Kleine Länder haben nichts zu sagen

Immer wieder wird angeführt, dass Kleinstaaten in der EU überaus viel zu sagen hätten, weil die Stimme eines Kleinstaates faktisch mehr wert sei, als jene eines grossen Landes. Doch mit der bevorstehenden EU-Osterweiterung werden bisherige Einstimmigkeitsentscheide nach und nach durch Mehrheitsentscheide abgelöst. Dies stärkt die Übermacht der grossen Staaten noch mehr, und schwächt die kleinen Länder. Gemäss einem Bericht des „Spiegels“ gibt es offensichtlich auch deutliche Anzeichen dafür, dass bei der Verteilung von Spitzenpositionen in der EU oder in der Kommission vor allem grosse Länder zum Zuge kommen. Der finnische Aussenminister Erkki Tuomioja beklagt sich im Bericht darüber, dass etwa im Bereich der Sicherheitspolitik alle wichtigen Posten für die grossen Länder oder die wichtigen Nato-Staaten reserviert seien. Auch dies muss dem Demokratieverständnis eines Schweizers widersprechen.

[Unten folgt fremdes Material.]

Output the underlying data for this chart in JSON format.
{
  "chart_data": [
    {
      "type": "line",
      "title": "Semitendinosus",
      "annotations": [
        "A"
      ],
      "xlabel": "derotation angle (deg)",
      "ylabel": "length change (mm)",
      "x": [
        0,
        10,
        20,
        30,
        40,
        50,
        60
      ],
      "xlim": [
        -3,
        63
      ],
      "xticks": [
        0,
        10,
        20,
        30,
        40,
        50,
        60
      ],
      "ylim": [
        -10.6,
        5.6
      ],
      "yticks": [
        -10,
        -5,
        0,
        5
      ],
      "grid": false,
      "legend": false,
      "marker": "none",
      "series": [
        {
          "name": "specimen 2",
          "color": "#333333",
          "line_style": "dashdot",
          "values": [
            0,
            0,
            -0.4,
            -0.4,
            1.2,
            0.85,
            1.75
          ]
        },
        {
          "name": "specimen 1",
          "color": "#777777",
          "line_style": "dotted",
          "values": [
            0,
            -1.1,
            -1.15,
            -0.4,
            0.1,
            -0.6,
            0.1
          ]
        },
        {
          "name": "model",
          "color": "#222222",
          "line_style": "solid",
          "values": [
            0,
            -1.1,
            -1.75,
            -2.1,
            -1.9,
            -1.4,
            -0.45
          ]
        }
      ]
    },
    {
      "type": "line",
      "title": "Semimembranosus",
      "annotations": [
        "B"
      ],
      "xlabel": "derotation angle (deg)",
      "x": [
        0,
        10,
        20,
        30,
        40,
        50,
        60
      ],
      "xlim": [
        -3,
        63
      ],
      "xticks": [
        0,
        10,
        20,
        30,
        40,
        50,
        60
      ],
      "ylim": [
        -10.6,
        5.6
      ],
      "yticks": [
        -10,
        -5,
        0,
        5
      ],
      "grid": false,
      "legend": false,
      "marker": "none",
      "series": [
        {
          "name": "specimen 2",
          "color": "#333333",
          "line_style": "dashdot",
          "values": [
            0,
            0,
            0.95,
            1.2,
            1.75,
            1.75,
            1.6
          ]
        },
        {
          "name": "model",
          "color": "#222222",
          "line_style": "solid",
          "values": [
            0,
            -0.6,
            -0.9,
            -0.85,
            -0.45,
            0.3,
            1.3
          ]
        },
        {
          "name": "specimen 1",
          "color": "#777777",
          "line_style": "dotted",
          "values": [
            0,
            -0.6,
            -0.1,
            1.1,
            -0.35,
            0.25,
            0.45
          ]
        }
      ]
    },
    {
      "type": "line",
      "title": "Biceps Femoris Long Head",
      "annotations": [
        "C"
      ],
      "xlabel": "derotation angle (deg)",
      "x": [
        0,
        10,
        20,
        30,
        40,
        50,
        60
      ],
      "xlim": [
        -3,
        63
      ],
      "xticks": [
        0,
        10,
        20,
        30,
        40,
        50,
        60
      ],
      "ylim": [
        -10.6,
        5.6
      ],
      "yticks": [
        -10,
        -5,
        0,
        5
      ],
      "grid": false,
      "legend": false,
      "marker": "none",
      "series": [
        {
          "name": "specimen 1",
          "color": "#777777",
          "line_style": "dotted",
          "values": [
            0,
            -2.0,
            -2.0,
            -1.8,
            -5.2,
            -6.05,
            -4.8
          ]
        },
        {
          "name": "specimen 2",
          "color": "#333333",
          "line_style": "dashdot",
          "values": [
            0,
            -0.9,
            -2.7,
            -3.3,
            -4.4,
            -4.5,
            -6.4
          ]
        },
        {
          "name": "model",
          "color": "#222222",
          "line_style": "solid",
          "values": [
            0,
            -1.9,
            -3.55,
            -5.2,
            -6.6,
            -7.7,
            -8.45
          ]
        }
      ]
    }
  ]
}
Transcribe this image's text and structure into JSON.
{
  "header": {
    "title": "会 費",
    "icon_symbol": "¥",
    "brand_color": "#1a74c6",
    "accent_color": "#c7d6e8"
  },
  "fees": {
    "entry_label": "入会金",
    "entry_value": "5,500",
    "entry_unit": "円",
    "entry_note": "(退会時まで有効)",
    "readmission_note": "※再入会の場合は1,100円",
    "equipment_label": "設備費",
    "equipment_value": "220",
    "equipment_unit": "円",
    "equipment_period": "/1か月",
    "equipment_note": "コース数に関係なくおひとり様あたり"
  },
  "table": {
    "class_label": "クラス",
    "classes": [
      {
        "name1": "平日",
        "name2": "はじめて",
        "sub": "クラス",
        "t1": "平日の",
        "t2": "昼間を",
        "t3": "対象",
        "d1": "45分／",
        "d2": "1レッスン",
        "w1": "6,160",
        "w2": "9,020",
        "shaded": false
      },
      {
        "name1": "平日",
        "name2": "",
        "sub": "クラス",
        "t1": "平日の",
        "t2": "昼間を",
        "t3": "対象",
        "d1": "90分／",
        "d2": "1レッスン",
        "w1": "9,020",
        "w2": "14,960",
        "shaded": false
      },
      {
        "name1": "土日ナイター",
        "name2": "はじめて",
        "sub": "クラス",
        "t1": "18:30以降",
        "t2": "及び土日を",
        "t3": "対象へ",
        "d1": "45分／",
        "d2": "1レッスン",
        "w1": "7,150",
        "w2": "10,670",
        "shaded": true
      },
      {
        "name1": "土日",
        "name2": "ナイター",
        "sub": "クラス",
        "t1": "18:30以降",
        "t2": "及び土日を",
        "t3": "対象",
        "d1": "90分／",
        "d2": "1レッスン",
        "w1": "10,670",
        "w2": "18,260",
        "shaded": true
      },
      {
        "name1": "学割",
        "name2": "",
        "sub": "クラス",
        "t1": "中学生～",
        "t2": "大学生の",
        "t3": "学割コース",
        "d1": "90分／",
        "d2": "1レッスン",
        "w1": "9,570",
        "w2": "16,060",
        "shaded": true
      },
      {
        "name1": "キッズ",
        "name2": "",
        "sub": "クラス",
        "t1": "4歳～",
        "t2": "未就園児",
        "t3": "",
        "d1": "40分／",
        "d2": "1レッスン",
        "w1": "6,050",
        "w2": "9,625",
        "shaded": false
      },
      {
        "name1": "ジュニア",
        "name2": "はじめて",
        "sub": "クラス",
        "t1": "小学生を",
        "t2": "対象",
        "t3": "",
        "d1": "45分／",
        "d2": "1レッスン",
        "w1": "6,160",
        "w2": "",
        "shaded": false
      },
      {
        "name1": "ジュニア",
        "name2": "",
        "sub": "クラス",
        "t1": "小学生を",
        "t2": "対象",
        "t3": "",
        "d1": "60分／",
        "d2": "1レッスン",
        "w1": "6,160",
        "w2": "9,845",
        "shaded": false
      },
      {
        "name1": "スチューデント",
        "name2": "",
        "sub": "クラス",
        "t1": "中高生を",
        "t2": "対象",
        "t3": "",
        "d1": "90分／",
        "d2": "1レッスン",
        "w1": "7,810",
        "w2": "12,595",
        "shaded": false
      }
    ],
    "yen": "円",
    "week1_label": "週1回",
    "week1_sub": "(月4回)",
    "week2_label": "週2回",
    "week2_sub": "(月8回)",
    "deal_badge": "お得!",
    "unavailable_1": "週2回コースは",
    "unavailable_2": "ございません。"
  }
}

Die Europäische Union betreibt nach wie vor ein zentralistisches, undemokratisches Gebilde, welches unserem Schweizerischen System der direkten Demokratie diametral entgegen läuft. Reformvorschläge zur Überwindung der Demokratiedefizite sind auch im Verfassungsentwurf der EU kein Thema. Darum bleibt ein Entscheid über einen allfälligen Beitritt zur EU auch in Zukunft eine Frage von direkter Demokratie oder bürgerfeindlicher Politik.